There was not much information on Charles W. except that he was from Philadelphia and not Harrisburg.


According to baseball lore, there was a game in the 1890s in which the home team gave up its last two innings and let the visiting club take its last two innings instead. No details were given about the game. Of course, baseball rules do not allow it, so it could have happened in an exhibition game. I found such an exhibition game that was played in Chicago on Friday, April 13, 1894, with Chicago playing Minneapolis of the Western League at Chicago. The Chicago Tribune noted, “Anson’s hard-working Colts played and won their fourth exhibition game yesterday, defeating Minneapolis in a fairly well-played contest and established a queer precedent by playing seven innings to the visiting team’s nine.”

The Tribune finished its story thus: “Anson waived the formality of playing the last two innings and gave the visitors their halves instead. They failed to score and the game terminated with Chicago three runs to the good.”

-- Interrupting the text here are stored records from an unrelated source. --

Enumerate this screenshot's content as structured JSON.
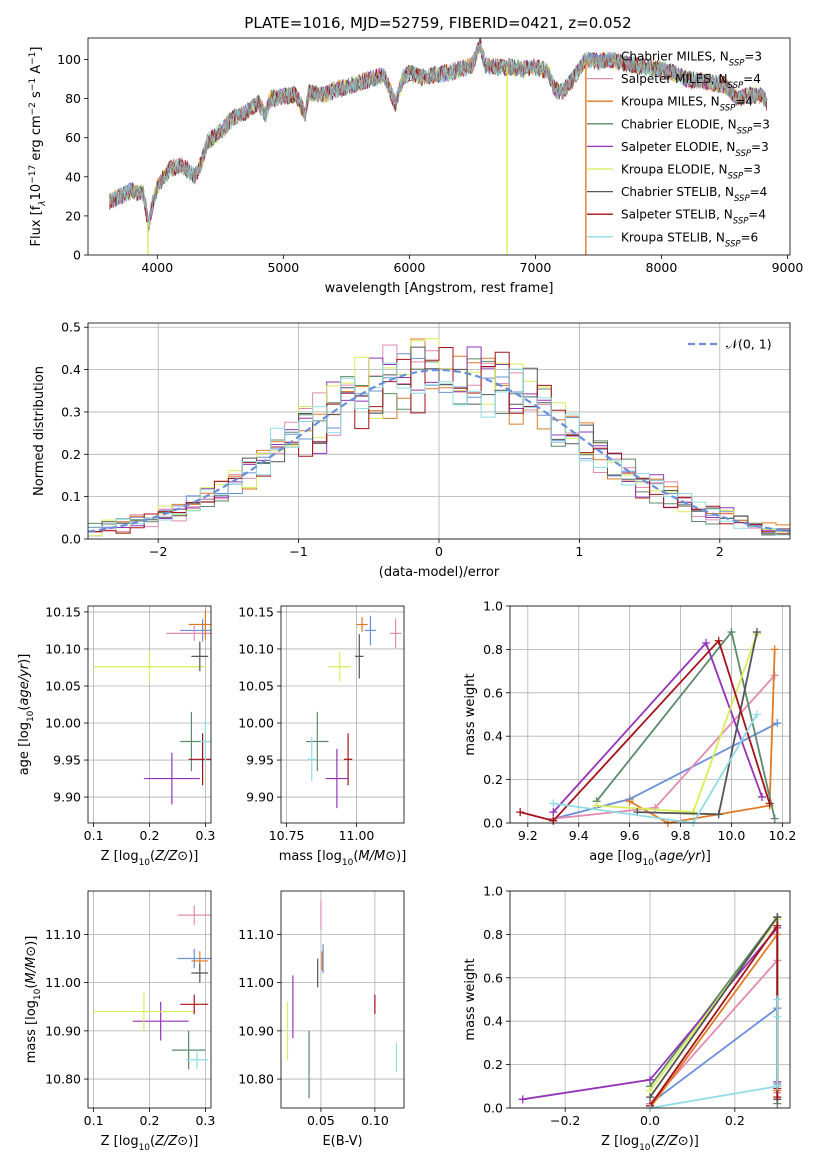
{
  "figure": {
    "title": "PLATE=1016, MJD=52759, FIBERID=0421, z=0.052"
  },
  "colors": {
    "chabrier_miles": "#6a8fd8",
    "salpeter_miles": "#e38ab0",
    "kroupa_miles": "#e07a23",
    "chabrier_elodie": "#5c8a6a",
    "salpeter_elodie": "#9334b8",
    "kroupa_elodie": "#d7ee5a",
    "chabrier_stelib": "#555555",
    "salpeter_stelib": "#a5121a",
    "kroupa_stelib": "#8fdce6",
    "spectrum": "#999999"
  },
  "legend_models": [
    {
      "label": "Chabrier MILES, N",
      "sub": "SSP",
      "val": "=3",
      "color": "#6a8fd8"
    },
    {
      "label": "Salpeter MILES, N",
      "sub": "SSP",
      "val": "=4",
      "color": "#e38ab0"
    },
    {
      "label": "Kroupa MILES, N",
      "sub": "SSP",
      "val": "=4",
      "color": "#e07a23"
    },
    {
      "label": "Chabrier ELODIE, N",
      "sub": "SSP",
      "val": "=3",
      "color": "#5c8a6a"
    },
    {
      "label": "Salpeter ELODIE, N",
      "sub": "SSP",
      "val": "=3",
      "color": "#9334b8"
    },
    {
      "label": "Kroupa ELODIE, N",
      "sub": "SSP",
      "val": "=3",
      "color": "#d7ee5a"
    },
    {
      "label": "Chabrier STELIB, N",
      "sub": "SSP",
      "val": "=4",
      "color": "#555555"
    },
    {
      "label": "Salpeter STELIB, N",
      "sub": "SSP",
      "val": "=4",
      "color": "#a5121a"
    },
    {
      "label": "Kroupa STELIB, N",
      "sub": "SSP",
      "val": "=6",
      "color": "#8fdce6"
    }
  ],
  "chart_data": [
    {
      "id": "spectrum",
      "type": "line",
      "xlabel": "wavelength [Angstrom, rest frame]",
      "ylabel": "Flux [f",
      "ylabel_parts": [
        "Flux [f",
        "λ",
        "10",
        "−17",
        " erg cm",
        "−2",
        " s",
        "−1",
        " A",
        "−1",
        "]"
      ],
      "xlim": [
        3450,
        9020
      ],
      "ylim": [
        0,
        111
      ],
      "xticks": [
        4000,
        5000,
        6000,
        7000,
        8000,
        9000
      ],
      "yticks": [
        0,
        20,
        40,
        60,
        80,
        100
      ],
      "grid": false,
      "legend": "right",
      "spectrum_anchors": [
        [
          3620,
          27
        ],
        [
          3700,
          30
        ],
        [
          3800,
          33
        ],
        [
          3890,
          31
        ],
        [
          3930,
          15
        ],
        [
          3960,
          26
        ],
        [
          4000,
          35
        ],
        [
          4100,
          44
        ],
        [
          4200,
          46
        ],
        [
          4300,
          40
        ],
        [
          4340,
          46
        ],
        [
          4400,
          58
        ],
        [
          4500,
          63
        ],
        [
          4600,
          70
        ],
        [
          4700,
          73
        ],
        [
          4800,
          78
        ],
        [
          4860,
          72
        ],
        [
          4900,
          80
        ],
        [
          5000,
          81
        ],
        [
          5100,
          82
        ],
        [
          5175,
          72
        ],
        [
          5200,
          83
        ],
        [
          5300,
          82
        ],
        [
          5400,
          84
        ],
        [
          5500,
          86
        ],
        [
          5600,
          88
        ],
        [
          5700,
          90
        ],
        [
          5800,
          92
        ],
        [
          5890,
          77
        ],
        [
          5950,
          91
        ],
        [
          6000,
          93
        ],
        [
          6100,
          91
        ],
        [
          6200,
          92
        ],
        [
          6300,
          93
        ],
        [
          6400,
          95
        ],
        [
          6500,
          97
        ],
        [
          6563,
          108
        ],
        [
          6600,
          97
        ],
        [
          6700,
          96
        ],
        [
          6800,
          96
        ],
        [
          6900,
          95
        ],
        [
          7000,
          96
        ],
        [
          7100,
          94
        ],
        [
          7150,
          85
        ],
        [
          7200,
          83
        ],
        [
          7250,
          86
        ],
        [
          7300,
          90
        ],
        [
          7400,
          100
        ],
        [
          7500,
          99
        ],
        [
          7600,
          100
        ],
        [
          7700,
          98
        ],
        [
          7800,
          97
        ],
        [
          7900,
          96
        ],
        [
          8000,
          95
        ],
        [
          8100,
          93
        ],
        [
          8200,
          90
        ],
        [
          8300,
          89
        ],
        [
          8400,
          88
        ],
        [
          8500,
          87
        ],
        [
          8600,
          80
        ],
        [
          8700,
          82
        ],
        [
          8800,
          81
        ],
        [
          8840,
          78
        ]
      ],
      "mask_lines": [
        [
          3925,
          "#d7ee5a"
        ],
        [
          6775,
          "#d7ee5a"
        ],
        [
          7400,
          "#e07a23"
        ]
      ]
    },
    {
      "id": "residuals",
      "type": "line",
      "xlabel": "(data-model)/error",
      "ylabel": "Normed distribution",
      "xlim": [
        -2.5,
        2.5
      ],
      "ylim": [
        0,
        0.51
      ],
      "xticks": [
        -2,
        -1,
        0,
        1,
        2
      ],
      "yticks": [
        0.0,
        0.1,
        0.2,
        0.3,
        0.4,
        0.5
      ],
      "grid": true,
      "legend": "top-right",
      "gaussian_label": "𝒩(0, 1)",
      "gaussian_color": "#6a8fd8",
      "bin_width": 0.1
    },
    {
      "id": "age_vs_Z",
      "type": "scatter",
      "xlabel": "Z [log10(Z/Z⊙)]",
      "ylabel": "age  [log10(age/yr)]",
      "xlim": [
        0.09,
        0.31
      ],
      "ylim": [
        9.865,
        10.158
      ],
      "xticks": [
        0.1,
        0.2,
        0.3
      ],
      "yticks": [
        9.9,
        9.95,
        10.0,
        10.05,
        10.1,
        10.15
      ],
      "grid": true,
      "points": [
        {
          "color": "#6a8fd8",
          "x": 0.295,
          "y": 10.125,
          "xe": 0.04,
          "ye": 0.015
        },
        {
          "color": "#e38ab0",
          "x": 0.28,
          "y": 10.121,
          "xe": 0.05,
          "ye": 0.01
        },
        {
          "color": "#e07a23",
          "x": 0.3,
          "y": 10.133,
          "xe": 0.03,
          "ye": 0.02
        },
        {
          "color": "#5c8a6a",
          "x": 0.275,
          "y": 9.975,
          "xe": 0.02,
          "ye": 0.04
        },
        {
          "color": "#9334b8",
          "x": 0.24,
          "y": 9.925,
          "xe": 0.05,
          "ye": 0.035
        },
        {
          "color": "#d7ee5a",
          "x": 0.2,
          "y": 10.076,
          "xe": 0.1,
          "ye": 0.02
        },
        {
          "color": "#555555",
          "x": 0.29,
          "y": 10.09,
          "xe": 0.015,
          "ye": 0.02
        },
        {
          "color": "#a5121a",
          "x": 0.295,
          "y": 9.951,
          "xe": 0.025,
          "ye": 0.035
        },
        {
          "color": "#8fdce6",
          "x": 0.3,
          "y": 9.975,
          "xe": 0.01,
          "ye": 0.03
        }
      ]
    },
    {
      "id": "age_vs_mass",
      "type": "scatter",
      "xlabel": "mass [log10(M/M⊙)]",
      "ylabel": "",
      "xlim": [
        10.73,
        11.17
      ],
      "ylim": [
        9.865,
        10.158
      ],
      "xticks": [
        10.75,
        11.0
      ],
      "yticks": [
        9.9,
        9.95,
        10.0,
        10.05,
        10.1,
        10.15
      ],
      "grid": true,
      "points": [
        {
          "color": "#6a8fd8",
          "x": 11.05,
          "y": 10.125,
          "xe": 0.02,
          "ye": 0.02
        },
        {
          "color": "#e38ab0",
          "x": 11.14,
          "y": 10.121,
          "xe": 0.02,
          "ye": 0.02
        },
        {
          "color": "#e07a23",
          "x": 11.02,
          "y": 10.133,
          "xe": 0.02,
          "ye": 0.01
        },
        {
          "color": "#5c8a6a",
          "x": 10.86,
          "y": 9.975,
          "xe": 0.04,
          "ye": 0.04
        },
        {
          "color": "#9334b8",
          "x": 10.93,
          "y": 9.925,
          "xe": 0.04,
          "ye": 0.04
        },
        {
          "color": "#d7ee5a",
          "x": 10.94,
          "y": 10.076,
          "xe": 0.04,
          "ye": 0.02
        },
        {
          "color": "#555555",
          "x": 11.01,
          "y": 10.09,
          "xe": 0.015,
          "ye": 0.03
        },
        {
          "color": "#a5121a",
          "x": 10.97,
          "y": 9.951,
          "xe": 0.015,
          "ye": 0.035
        },
        {
          "color": "#8fdce6",
          "x": 10.84,
          "y": 9.951,
          "xe": 0.015,
          "ye": 0.03
        }
      ]
    },
    {
      "id": "weight_vs_age",
      "type": "line",
      "xlabel": "age  [log10(age/yr)]",
      "ylabel": "mass weight",
      "xlim": [
        9.13,
        10.23
      ],
      "ylim": [
        0,
        1
      ],
      "xticks": [
        9.2,
        9.4,
        9.6,
        9.8,
        10.0,
        10.2
      ],
      "yticks": [
        0.0,
        0.2,
        0.4,
        0.6,
        0.8,
        1.0
      ],
      "grid": true,
      "series": [
        {
          "color": "#6a8fd8",
          "x": [
            9.3,
            9.6,
            10.18
          ],
          "y": [
            0.02,
            0.11,
            0.46
          ]
        },
        {
          "color": "#e38ab0",
          "x": [
            9.3,
            9.7,
            10.17
          ],
          "y": [
            0.02,
            0.07,
            0.68
          ]
        },
        {
          "color": "#e07a23",
          "x": [
            9.6,
            9.75,
            10.15,
            10.17
          ],
          "y": [
            0.1,
            0.0,
            0.08,
            0.8
          ]
        },
        {
          "color": "#5c8a6a",
          "x": [
            9.47,
            10.0,
            10.17
          ],
          "y": [
            0.1,
            0.88,
            0.02
          ]
        },
        {
          "color": "#9334b8",
          "x": [
            9.3,
            9.9,
            10.12
          ],
          "y": [
            0.05,
            0.83,
            0.12
          ]
        },
        {
          "color": "#d7ee5a",
          "x": [
            9.47,
            9.85,
            10.1
          ],
          "y": [
            0.08,
            0.05,
            0.87
          ]
        },
        {
          "color": "#555555",
          "x": [
            9.63,
            9.95,
            10.1
          ],
          "y": [
            0.05,
            0.04,
            0.88
          ]
        },
        {
          "color": "#a5121a",
          "x": [
            9.17,
            9.3,
            9.95,
            10.15
          ],
          "y": [
            0.05,
            0.01,
            0.84,
            0.09
          ]
        },
        {
          "color": "#8fdce6",
          "x": [
            9.3,
            9.85,
            10.1
          ],
          "y": [
            0.09,
            0.0,
            0.5
          ]
        }
      ]
    },
    {
      "id": "mass_vs_Z",
      "type": "scatter",
      "xlabel": "Z [log10(Z/Z⊙)]",
      "ylabel": "mass [log10(M/M⊙)]",
      "xlim": [
        0.09,
        0.31
      ],
      "ylim": [
        10.74,
        11.19
      ],
      "xticks": [
        0.1,
        0.2,
        0.3
      ],
      "yticks": [
        10.8,
        10.9,
        11.0,
        11.1
      ],
      "grid": true,
      "points": [
        {
          "color": "#6a8fd8",
          "x": 0.28,
          "y": 11.05,
          "xe": 0.03,
          "ye": 0.02
        },
        {
          "color": "#e38ab0",
          "x": 0.28,
          "y": 11.14,
          "xe": 0.03,
          "ye": 0.02
        },
        {
          "color": "#e07a23",
          "x": 0.29,
          "y": 11.045,
          "xe": 0.015,
          "ye": 0.02
        },
        {
          "color": "#5c8a6a",
          "x": 0.27,
          "y": 10.86,
          "xe": 0.03,
          "ye": 0.04
        },
        {
          "color": "#9334b8",
          "x": 0.22,
          "y": 10.92,
          "xe": 0.05,
          "ye": 0.04
        },
        {
          "color": "#d7ee5a",
          "x": 0.19,
          "y": 10.94,
          "xe": 0.09,
          "ye": 0.04
        },
        {
          "color": "#555555",
          "x": 0.29,
          "y": 11.02,
          "xe": 0.015,
          "ye": 0.02
        },
        {
          "color": "#a5121a",
          "x": 0.28,
          "y": 10.955,
          "xe": 0.025,
          "ye": 0.02
        },
        {
          "color": "#8fdce6",
          "x": 0.285,
          "y": 10.84,
          "xe": 0.02,
          "ye": 0.02
        }
      ]
    },
    {
      "id": "mass_vs_ebv",
      "type": "scatter",
      "xlabel": "E(B-V)",
      "ylabel": "",
      "xlim": [
        0.013,
        0.127
      ],
      "ylim": [
        10.74,
        11.19
      ],
      "xticks": [
        0.05,
        0.1
      ],
      "yticks": [
        10.8,
        10.9,
        11.0,
        11.1
      ],
      "grid": true,
      "points": [
        {
          "color": "#6a8fd8",
          "x": 0.052,
          "y": 11.05,
          "xe": 0.0,
          "ye": 0.03
        },
        {
          "color": "#e38ab0",
          "x": 0.05,
          "y": 11.14,
          "xe": 0.0,
          "ye": 0.03
        },
        {
          "color": "#e07a23",
          "x": 0.051,
          "y": 11.045,
          "xe": 0.0,
          "ye": 0.02
        },
        {
          "color": "#5c8a6a",
          "x": 0.039,
          "y": 10.83,
          "xe": 0.0,
          "ye": 0.07
        },
        {
          "color": "#9334b8",
          "x": 0.024,
          "y": 10.95,
          "xe": 0.0,
          "ye": 0.065
        },
        {
          "color": "#d7ee5a",
          "x": 0.019,
          "y": 10.9,
          "xe": 0.0,
          "ye": 0.06
        },
        {
          "color": "#555555",
          "x": 0.047,
          "y": 11.02,
          "xe": 0.0,
          "ye": 0.03
        },
        {
          "color": "#a5121a",
          "x": 0.1,
          "y": 10.955,
          "xe": 0.0,
          "ye": 0.02
        },
        {
          "color": "#8fdce6",
          "x": 0.12,
          "y": 10.845,
          "xe": 0.0,
          "ye": 0.03
        }
      ]
    },
    {
      "id": "weight_vs_Z",
      "type": "line",
      "xlabel": "Z [log10(Z/Z⊙)]",
      "ylabel": "mass weight",
      "xlim": [
        -0.33,
        0.33
      ],
      "ylim": [
        0,
        1
      ],
      "xticks": [
        -0.2,
        0.0,
        0.2
      ],
      "yticks": [
        0.0,
        0.2,
        0.4,
        0.6,
        0.8,
        1.0
      ],
      "grid": true,
      "series": [
        {
          "color": "#6a8fd8",
          "x": [
            0.0,
            0.3,
            0.3
          ],
          "y": [
            0.02,
            0.46,
            0.11
          ]
        },
        {
          "color": "#e38ab0",
          "x": [
            0.0,
            0.3,
            0.3
          ],
          "y": [
            0.02,
            0.68,
            0.07
          ]
        },
        {
          "color": "#e07a23",
          "x": [
            0.0,
            0.3,
            0.3,
            0.3
          ],
          "y": [
            0.0,
            0.8,
            0.08,
            0.1
          ]
        },
        {
          "color": "#5c8a6a",
          "x": [
            0.0,
            0.3,
            0.3
          ],
          "y": [
            0.1,
            0.88,
            0.02
          ]
        },
        {
          "color": "#9334b8",
          "x": [
            -0.3,
            0.0,
            0.3,
            0.3
          ],
          "y": [
            0.04,
            0.13,
            0.83,
            0.12
          ]
        },
        {
          "color": "#d7ee5a",
          "x": [
            0.0,
            0.3,
            0.3
          ],
          "y": [
            0.08,
            0.87,
            0.05
          ]
        },
        {
          "color": "#555555",
          "x": [
            0.0,
            0.3,
            0.3
          ],
          "y": [
            0.05,
            0.88,
            0.04
          ]
        },
        {
          "color": "#a5121a",
          "x": [
            0.0,
            0.3,
            0.3,
            0.3
          ],
          "y": [
            0.01,
            0.84,
            0.09,
            0.05
          ]
        },
        {
          "color": "#8fdce6",
          "x": [
            0.0,
            0.3,
            0.3,
            0.3
          ],
          "y": [
            0.0,
            0.1,
            0.5,
            0.42
          ]
        }
      ]
    }
  ]
}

The weather left much to be desired and, besides, Minneapolis had a train to catch. The line score:

Minneapolis 200 000 100 — 3  3  4
Chicago 000 202 2xx — 6  8  4

Frasier and Wilson. Donnelly, W. Camp and Kittridge. Time: 1:55. Attendance: 577. Umpire: Jevne.


On April 2, 1912, manager Red Dooin of the Philadelphia Phillies, who were in the midst of their annual pre­season series with the crosstown Athletics, put the following ad in the Philadelphia Press:

“WANTED-A CATCHER. Manager Dooin would like one or two husky backstops report at the Phillies’ clubhouse to assist in warming up the large squad of pitchers. Dooin says it is a good chance for some youth to ‘show the goods.’”

Dooin was impressed with Ed Irvin and wanted to sign him and farm him out. But Irvin was not interest­ed in going to the minors.

Irvin turns up again on May 18. On that day the Tigers had gone on strike when league president Ban Johnson refused to reinstate Ty Cobb after he had been suspended for going into the stands and hitting heckler Claude Lueker in a game at New York on May 15. Lueker had heckled the Detroit star unmercifully until Cobb lost his cool. If Detroit failed to field a team at Philadelphia on May 18, they were facing a $5,000 fine.

Manager Hugh Jennings was ordered by owner Frank Navin to corral a team of amateurs and college players. Irvin was one of the players recruited. He did not get into the game until the third inning, when he replaced Bill Maharg at third base. It was Maharg who gave a Philadelphia reporter the clue in September 1920 that linked certain White Sox players with gamblers.

Getting back to Irvin, he was the star of the misfits. He registered two hits in three trips to the plate. Both of his hits were triples, and he became the first player in major league history to hit two triples in his first (and only) big league game. The contest was a farce with the Athletics winning by a score of 24-2.


Mike Menosky played in the majors for nine years with Pittsburgh, Federal League, and Washington and Boston in the American League. Menosky, 57, a probation officer, helped decide a court case against a Detroit man.

Because Menosky, an out­fielder in his playing days, could not throw a rock 250 feet, 21-year-old Robert Melson, of Detroit, was acquitted of a charge of malicious destruction of prop­erty. He was charged with throwing a rock through a Detroit terminal caboose window. The judge, O.Z. Ide, who played first base for Kalamazoo College in his youth, doubted whether Melson could throw a rock that far. That’s when the judge called on Menosky for help. Mike threw a baseball that far but couldn’t throw a rock that distance. The judge said that if Mike couldn’t do it, then the average man wouldn’t have a chance, and the case was dismissed.

Since the inception of the Baseball Research Journal, AL KERMISCH’s “From a Researcher’s Notebook” has been its most well-respected and longest running feature. Kermisch, a SABR member since 1971, was an ardent baseball researcher for over 60 years. Sadly, he passed on in November 2002. This, Al’s last article, was sub­mitted by him shortly before he died. He will be missed by all of us in SABR.